Using Suffix Trees to Detect Homology at Scale

fastaguy88 · on Oct 29, 2023

It is critical to understand that this article fundamentally misuses the word "homology", which in bioinformatics and molecular evolution is understood to mean "sharing a common ancestor". Similarity searches (typically using programs like BLAST, one of the most cited methods in the biomedical literature) look for homologs.

This article is NOT about "homology" detection (which suffix trees are not particularly good for), it is about "identity" detection (which is a related problem, but fundamentally different). It is unfortunate that in the biomedical literature, the word "homology" is often misused in place of "identity" (as in "micro-homology", which is really "micro-identity"), but serious computational biologists try to avoid this misuse of the word "homology".

Gregaros · on Oct 29, 2023

I think rather this is a case of the mathematical notion of [homology](https://en.wikipedia.org/wiki/Homology_(mathematics)) - which, roughly, is when a collection of objects combine together to fill a hole (or form the boundary of that hole). In the case of the article, two half-helices ‘overlap’ when they are each two halves of the bounadry of the same DNA segment.

dekhn · on Oct 30, 2023

No, the benchling folks are just wrong. Homology in biology has a long, long history and ignoring that (and mistaking homology and identity). Folks misusing "homology" to mean identity (in the context of making PCR primers, etc) just confused the issue.

fastaguy88 · on Oct 30, 2023

I very much doubt that the widespread misuse of the term "homology" for "identity" by biomedical researchers reflects their deep understanding of mathematical concepts.

jakobnissen · on Oct 29, 2023

There is a rich literature in bioinformatics on sequence homology search, and there are many existing libraries that scale to billions on base pairs. I wonder why they reinvented the wheel

ultrablack · on Oct 29, 2023

Agree completely. I didn't read the entire article, but suffix trees are not hard to build in near linear time. I'm sure I was taught this in basic algorithms in 1993.

esafak · on Oct 29, 2023

Perhaps they immediately thought of a solution and did not feel bothered to see if there was a better one.

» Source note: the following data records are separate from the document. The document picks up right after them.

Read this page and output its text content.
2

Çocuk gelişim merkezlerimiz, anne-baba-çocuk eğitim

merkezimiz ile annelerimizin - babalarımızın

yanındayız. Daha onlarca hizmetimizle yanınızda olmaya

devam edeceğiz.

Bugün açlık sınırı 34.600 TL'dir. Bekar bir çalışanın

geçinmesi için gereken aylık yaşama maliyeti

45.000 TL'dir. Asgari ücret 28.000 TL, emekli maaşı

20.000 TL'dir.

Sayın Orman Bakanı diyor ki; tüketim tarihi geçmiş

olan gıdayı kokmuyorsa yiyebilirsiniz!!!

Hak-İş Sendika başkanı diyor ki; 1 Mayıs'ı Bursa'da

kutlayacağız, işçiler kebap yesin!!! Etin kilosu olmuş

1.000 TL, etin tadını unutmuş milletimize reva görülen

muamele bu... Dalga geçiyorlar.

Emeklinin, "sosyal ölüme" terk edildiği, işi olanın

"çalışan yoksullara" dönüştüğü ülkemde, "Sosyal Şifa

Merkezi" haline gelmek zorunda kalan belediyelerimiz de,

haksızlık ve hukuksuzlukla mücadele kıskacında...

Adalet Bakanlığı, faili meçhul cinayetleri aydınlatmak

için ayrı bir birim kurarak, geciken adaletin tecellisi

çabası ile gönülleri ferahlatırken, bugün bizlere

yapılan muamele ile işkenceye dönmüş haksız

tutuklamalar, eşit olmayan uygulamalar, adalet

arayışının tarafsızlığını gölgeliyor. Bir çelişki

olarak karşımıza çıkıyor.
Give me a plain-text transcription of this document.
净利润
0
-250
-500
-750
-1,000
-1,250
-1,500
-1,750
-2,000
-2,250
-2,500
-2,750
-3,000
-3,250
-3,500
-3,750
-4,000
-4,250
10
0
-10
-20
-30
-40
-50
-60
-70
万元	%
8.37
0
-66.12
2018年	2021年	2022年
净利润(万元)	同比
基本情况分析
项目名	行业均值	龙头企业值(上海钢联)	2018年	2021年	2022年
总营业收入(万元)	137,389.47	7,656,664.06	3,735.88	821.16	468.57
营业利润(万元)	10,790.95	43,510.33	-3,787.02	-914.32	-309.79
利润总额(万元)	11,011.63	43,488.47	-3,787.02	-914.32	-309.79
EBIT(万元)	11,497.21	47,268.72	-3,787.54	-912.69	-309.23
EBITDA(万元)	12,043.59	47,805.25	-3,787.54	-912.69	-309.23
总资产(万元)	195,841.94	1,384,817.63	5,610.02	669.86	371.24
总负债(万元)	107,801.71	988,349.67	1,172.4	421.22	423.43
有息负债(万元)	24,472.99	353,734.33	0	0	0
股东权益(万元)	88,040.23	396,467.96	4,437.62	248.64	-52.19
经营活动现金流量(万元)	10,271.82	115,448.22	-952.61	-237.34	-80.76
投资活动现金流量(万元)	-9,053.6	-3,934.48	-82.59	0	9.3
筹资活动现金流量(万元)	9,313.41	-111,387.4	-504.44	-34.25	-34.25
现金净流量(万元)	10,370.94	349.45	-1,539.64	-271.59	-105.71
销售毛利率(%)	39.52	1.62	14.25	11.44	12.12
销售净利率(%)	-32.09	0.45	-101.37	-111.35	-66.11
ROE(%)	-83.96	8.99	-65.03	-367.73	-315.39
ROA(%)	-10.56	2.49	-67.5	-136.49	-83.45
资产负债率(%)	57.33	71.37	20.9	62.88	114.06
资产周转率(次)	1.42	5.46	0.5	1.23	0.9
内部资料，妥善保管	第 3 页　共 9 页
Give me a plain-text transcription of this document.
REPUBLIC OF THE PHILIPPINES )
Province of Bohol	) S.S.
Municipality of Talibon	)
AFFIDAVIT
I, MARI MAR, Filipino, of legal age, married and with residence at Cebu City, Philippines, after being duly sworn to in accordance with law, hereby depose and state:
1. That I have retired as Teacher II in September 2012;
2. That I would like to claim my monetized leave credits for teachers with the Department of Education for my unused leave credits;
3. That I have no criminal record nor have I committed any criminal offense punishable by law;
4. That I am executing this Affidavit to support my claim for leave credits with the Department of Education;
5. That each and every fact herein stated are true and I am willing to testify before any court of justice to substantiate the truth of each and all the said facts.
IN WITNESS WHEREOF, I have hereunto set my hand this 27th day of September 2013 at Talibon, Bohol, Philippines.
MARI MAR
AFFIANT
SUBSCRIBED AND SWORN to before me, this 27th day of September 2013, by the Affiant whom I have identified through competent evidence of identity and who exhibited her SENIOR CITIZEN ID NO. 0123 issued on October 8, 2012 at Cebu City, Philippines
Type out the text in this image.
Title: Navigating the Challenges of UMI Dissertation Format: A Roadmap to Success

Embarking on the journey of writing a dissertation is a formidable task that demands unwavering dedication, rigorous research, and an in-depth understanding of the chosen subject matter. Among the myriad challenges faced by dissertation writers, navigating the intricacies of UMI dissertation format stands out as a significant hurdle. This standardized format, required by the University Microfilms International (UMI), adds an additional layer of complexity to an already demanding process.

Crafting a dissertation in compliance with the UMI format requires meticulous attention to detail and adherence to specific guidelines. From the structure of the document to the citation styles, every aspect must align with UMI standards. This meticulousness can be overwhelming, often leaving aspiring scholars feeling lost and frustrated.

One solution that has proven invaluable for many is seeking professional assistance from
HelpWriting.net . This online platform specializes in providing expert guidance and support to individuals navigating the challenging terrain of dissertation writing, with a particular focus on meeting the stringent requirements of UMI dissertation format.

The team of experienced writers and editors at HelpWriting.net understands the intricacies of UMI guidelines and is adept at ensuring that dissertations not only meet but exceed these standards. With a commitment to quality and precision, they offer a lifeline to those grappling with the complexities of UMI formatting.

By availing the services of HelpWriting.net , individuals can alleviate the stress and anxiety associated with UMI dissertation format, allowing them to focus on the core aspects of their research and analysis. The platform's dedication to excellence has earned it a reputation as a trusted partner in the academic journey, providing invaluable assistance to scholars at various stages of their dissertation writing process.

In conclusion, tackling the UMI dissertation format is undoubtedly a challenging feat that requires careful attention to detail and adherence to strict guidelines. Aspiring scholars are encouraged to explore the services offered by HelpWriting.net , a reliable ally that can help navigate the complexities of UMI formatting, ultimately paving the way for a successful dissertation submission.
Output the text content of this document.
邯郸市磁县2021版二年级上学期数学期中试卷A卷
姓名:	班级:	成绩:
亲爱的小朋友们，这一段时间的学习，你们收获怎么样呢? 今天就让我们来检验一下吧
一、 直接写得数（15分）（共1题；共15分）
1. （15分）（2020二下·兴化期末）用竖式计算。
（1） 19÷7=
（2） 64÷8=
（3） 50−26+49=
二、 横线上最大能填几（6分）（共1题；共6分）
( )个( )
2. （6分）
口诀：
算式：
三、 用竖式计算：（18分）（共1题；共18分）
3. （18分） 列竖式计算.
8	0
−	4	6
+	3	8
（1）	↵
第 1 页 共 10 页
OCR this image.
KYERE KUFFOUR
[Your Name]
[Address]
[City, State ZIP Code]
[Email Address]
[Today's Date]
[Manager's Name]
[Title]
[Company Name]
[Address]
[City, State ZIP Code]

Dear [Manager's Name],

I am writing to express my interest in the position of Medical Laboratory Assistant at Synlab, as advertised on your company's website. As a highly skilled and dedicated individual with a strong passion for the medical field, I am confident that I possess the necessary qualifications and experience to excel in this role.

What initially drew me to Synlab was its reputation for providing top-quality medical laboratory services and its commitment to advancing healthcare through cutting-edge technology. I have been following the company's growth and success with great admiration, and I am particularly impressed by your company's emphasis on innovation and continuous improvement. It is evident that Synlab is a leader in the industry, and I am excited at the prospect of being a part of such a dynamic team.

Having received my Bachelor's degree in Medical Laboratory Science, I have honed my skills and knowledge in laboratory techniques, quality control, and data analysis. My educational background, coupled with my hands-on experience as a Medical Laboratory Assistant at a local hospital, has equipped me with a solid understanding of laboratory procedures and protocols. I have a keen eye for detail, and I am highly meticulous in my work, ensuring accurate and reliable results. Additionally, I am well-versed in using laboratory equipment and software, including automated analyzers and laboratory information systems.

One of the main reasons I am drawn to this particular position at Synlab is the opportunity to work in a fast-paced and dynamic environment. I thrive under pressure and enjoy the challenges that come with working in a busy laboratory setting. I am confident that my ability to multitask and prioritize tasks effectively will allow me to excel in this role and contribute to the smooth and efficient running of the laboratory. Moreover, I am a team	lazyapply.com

tetris11 · on Oct 29, 2023

IQtree is pretty good at this, for example

http://www.iqtree.org/

bafe · on Oct 29, 2023

It looks like an example of the "I have a PhD in X, I don't need to learn from CS or other fields to find a good solution". In my day job as a research software engineer I encounter plenty of these cases

contravariant · on Oct 29, 2023

Last time I looked there's at least several tens of papers of chemists rediscovering that getting a chemical equation to balance is just finding the null space of the corresponding matrix.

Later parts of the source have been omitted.